AOL chief Tim Armstrong on Monday said that while there were likely to be "job changes" at Yahoo if the $4.8 billion acquisition closes as expected early next year, the deal was about combining strengths in "a bold strategy for the future."
Armstrong did not lay out details, saying the strategy was still taking shape with input from Yahoo chief executive Marissa Mayer and her team.
While Verizon executive vice president and president of innovation and new business Marni Walden took part in the on-stage talk with Armstrong, regular Disrupt guest Mayer was noticeably absent.
Verizon bought AOL last year in a deal valued at $4.4 billion, and the Yahoo acquisition is another move in building an online media platform on top of the US telecommunication firm's network.
"We do not want to be a dumb pipe," Walden said, playing off a question by the moderator at TechCrunch, which is owned by AOL.
"We also want to be a platform and a services company; our lead in mobile lets us take advantage of that."
Verizon on Monday ramped up its internet-of-things platform with the acquisition of Silicon Valley-based Sensity Systems, which specializes in LED light systems that connect online.
Financial details were not disclosed.
Armstrong said the Yahoo acquisition is on track, with "enthusiasm on both sides internally."
51 possible bidders
Yahoo went with Verizon after a process involving 51 possible bidders, according to a recent filing with the US Securities and Exchange Commission.
Verizon commands about 35 percent of the US wireless market, according to data at industry tracker Statistica.com.
Armstrong has steered AOL since 2009—first when it was part of the Time Warner conglomerate, then as an independent company, and since last year under Verizon.

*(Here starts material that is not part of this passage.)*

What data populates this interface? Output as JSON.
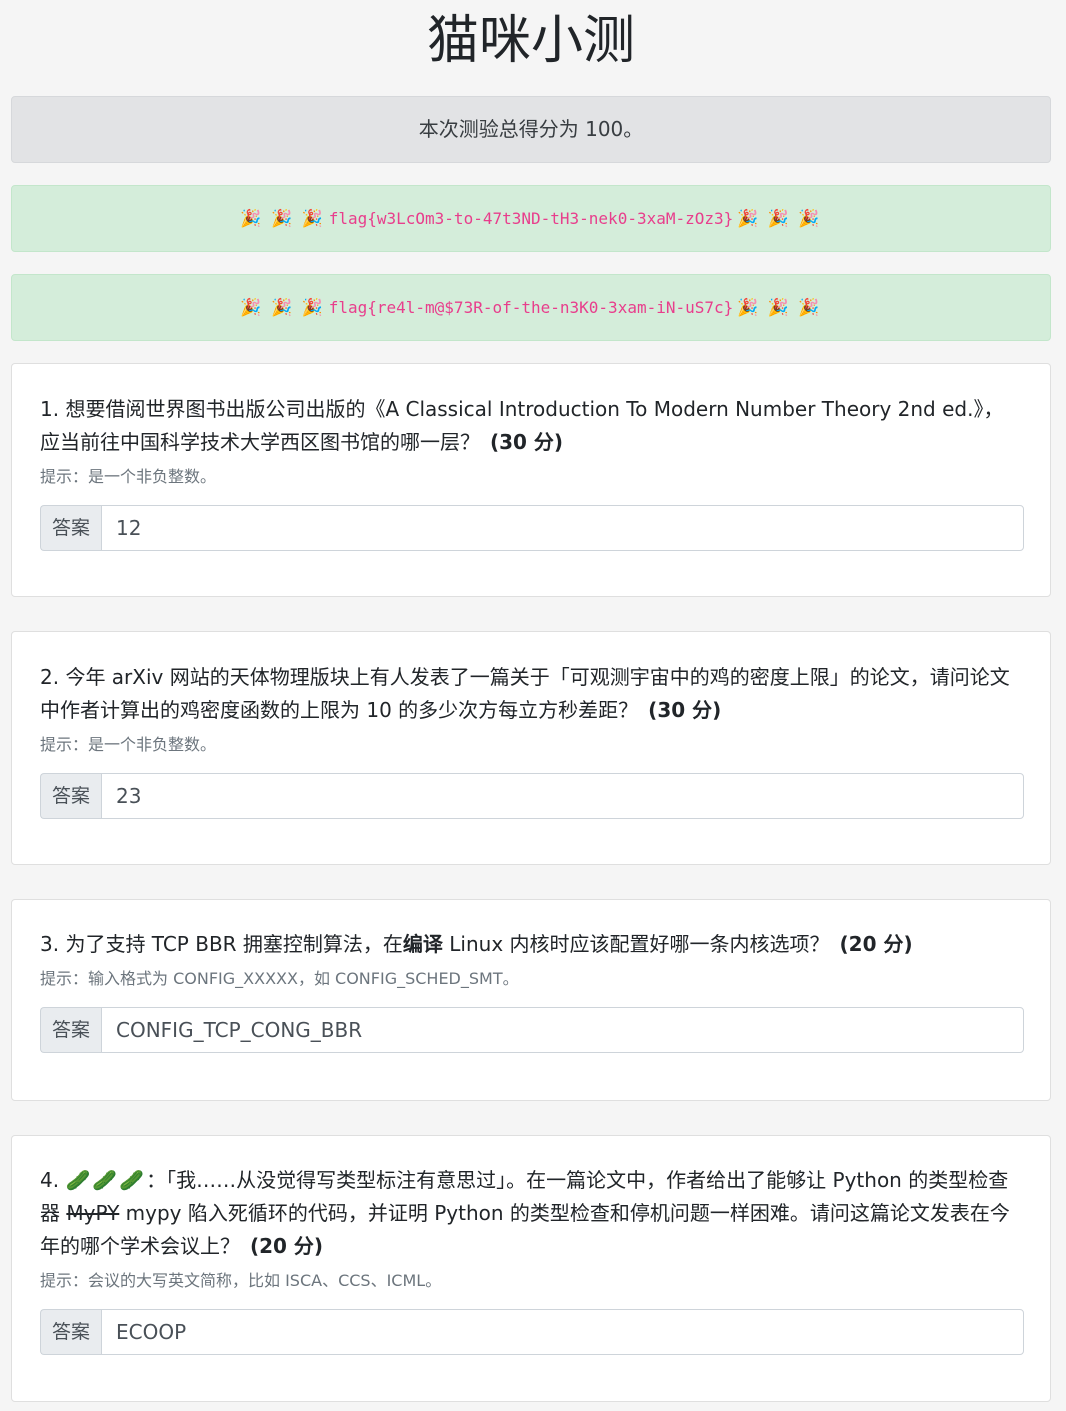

Both he and Yahoo chief Mayer were early employees at Google.
Armstrong's "Project Everest" strategy reorganized AOL and helped focus on digital media, investing in the Huffington Post and other news sites, while strengthening its ad-tech services.
Arianna Huffington, founder of the Huffington Post news site that has become a global phenomenon, announced last month that she was stepping down to launch a nonprofit group focused on health and wellness.

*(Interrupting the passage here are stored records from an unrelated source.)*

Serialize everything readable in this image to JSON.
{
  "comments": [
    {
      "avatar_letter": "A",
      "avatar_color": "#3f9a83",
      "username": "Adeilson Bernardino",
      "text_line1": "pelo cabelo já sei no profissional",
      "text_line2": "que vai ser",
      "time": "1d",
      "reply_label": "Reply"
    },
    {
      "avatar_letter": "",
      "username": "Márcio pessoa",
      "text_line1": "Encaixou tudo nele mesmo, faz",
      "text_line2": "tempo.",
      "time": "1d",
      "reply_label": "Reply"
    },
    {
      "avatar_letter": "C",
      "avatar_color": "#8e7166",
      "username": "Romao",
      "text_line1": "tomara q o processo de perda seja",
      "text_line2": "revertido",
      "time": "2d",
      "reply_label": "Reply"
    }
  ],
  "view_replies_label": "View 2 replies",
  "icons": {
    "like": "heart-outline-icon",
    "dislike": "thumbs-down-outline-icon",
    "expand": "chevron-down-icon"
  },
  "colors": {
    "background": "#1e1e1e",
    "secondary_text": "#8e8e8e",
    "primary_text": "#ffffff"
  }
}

Greek-born Huffington launched her original American website in 2005 and sold it to internet giant AOL in 2011.
She said she would be stepping down as editor-in-chief of the Huffington Post, which now operates in 10 languages and has a user base of over 200 million.
Armstrong, who heads the AOL unit that includes the Huffington Post and other news sites, called Arianna Huffington "a visionary who built the Huffington Post into a truly transformative news platform."

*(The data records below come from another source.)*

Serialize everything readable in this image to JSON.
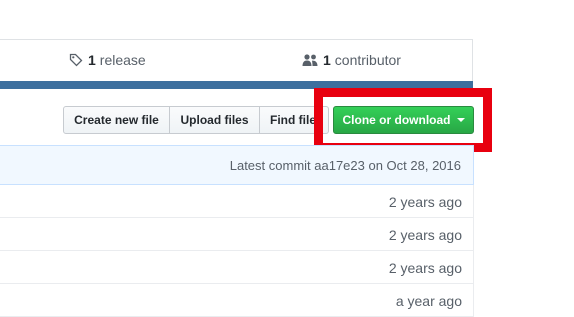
{
  "stats": {
    "releases": {
      "count": "1",
      "label": "release",
      "icon": "tag-icon"
    },
    "contributors": {
      "count": "1",
      "label": "contributor",
      "icon": "people-icon"
    }
  },
  "colors": {
    "language_bar": "#3d6f9e",
    "clone_button": "#2ea44f",
    "highlight_box": "#e8000f"
  },
  "toolbar": {
    "create_label": "Create new file",
    "upload_label": "Upload files",
    "find_label": "Find file",
    "clone_label": "Clone or download"
  },
  "commit": {
    "text": "Latest commit aa17e23 on Oct 28, 2016"
  },
  "files": [
    {
      "age": "2 years ago"
    },
    {
      "age": "2 years ago"
    },
    {
      "age": "2 years ago"
    },
    {
      "age": "a year ago"
    }
  ]
}
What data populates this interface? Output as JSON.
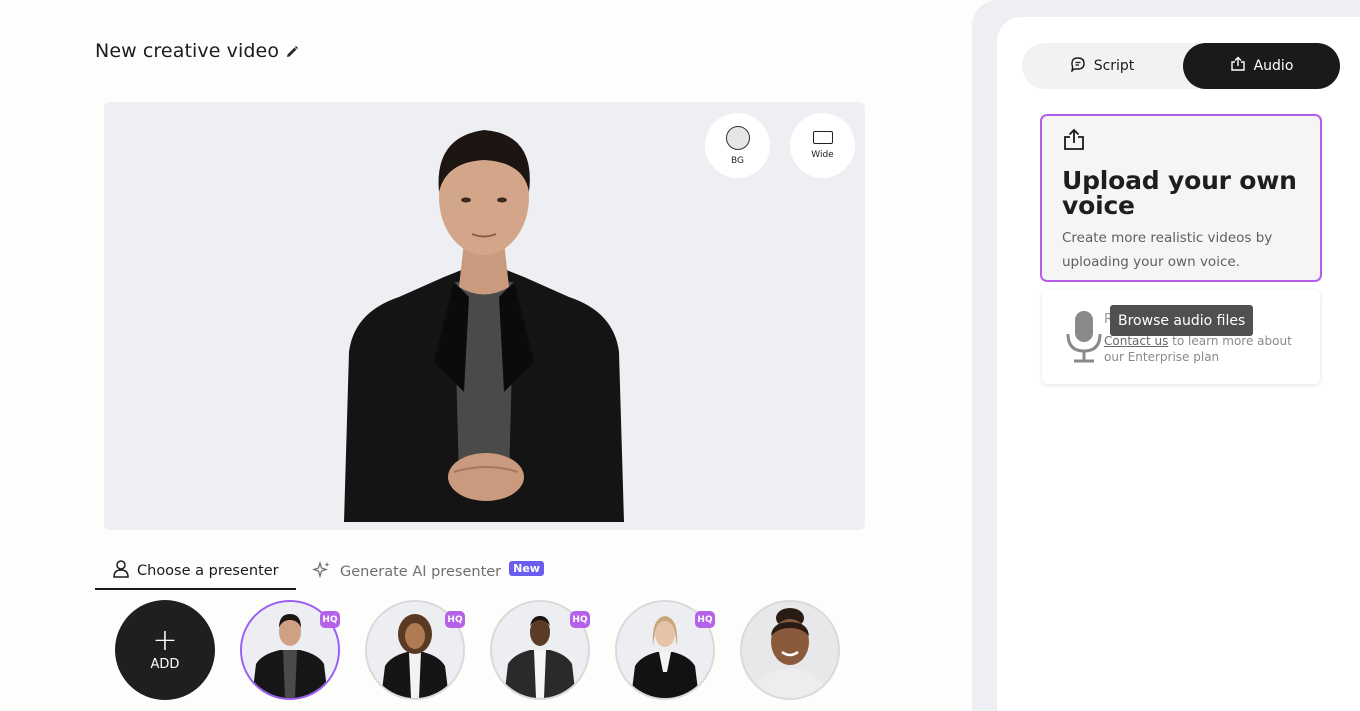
{
  "project": {
    "title": "New creative video"
  },
  "stage": {
    "bg_label": "BG",
    "wide_label": "Wide"
  },
  "presenter_tabs": {
    "choose_label": "Choose a presenter",
    "generate_label": "Generate AI presenter",
    "new_badge": "New"
  },
  "avatars": {
    "add_label": "ADD",
    "hq_label": "HQ",
    "items": [
      {
        "name": "presenter-1",
        "hq": true,
        "selected": true
      },
      {
        "name": "presenter-2",
        "hq": true,
        "selected": false
      },
      {
        "name": "presenter-3",
        "hq": true,
        "selected": false
      },
      {
        "name": "presenter-4",
        "hq": true,
        "selected": false
      },
      {
        "name": "presenter-5",
        "hq": false,
        "selected": false
      }
    ]
  },
  "right_panel": {
    "tabs": {
      "script_label": "Script",
      "audio_label": "Audio",
      "active": "Audio"
    },
    "upload_card": {
      "title": "Upload your own voice",
      "description": "Create more realistic videos by uploading your own voice."
    },
    "record_card": {
      "title_partial": "R",
      "link_text": "Contact us",
      "text": " to learn more about our Enterprise plan"
    },
    "tooltip": "Browse audio files"
  },
  "colors": {
    "accent": "#b45de8",
    "badge_new": "#6b5cf0",
    "dark": "#1a1a1a",
    "stage_bg": "#eeeff3"
  },
  "icons": [
    "pencil-icon",
    "user-icon",
    "sparkles-icon",
    "chat-icon",
    "upload-icon",
    "microphone-icon",
    "plus-icon"
  ]
}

Armstrong on Monday sidestepped expanding on whether internal friction played a role in Huffington's departure, describing her as a "world class talent" and telling of a going away party held last week.
"People in the media love the drama," Armstrong said of her departure.
"It's not show friends, it's show business."
Armstrong said he believed combining Verizon's online media offerings will be a winning formular "if we have the high ground."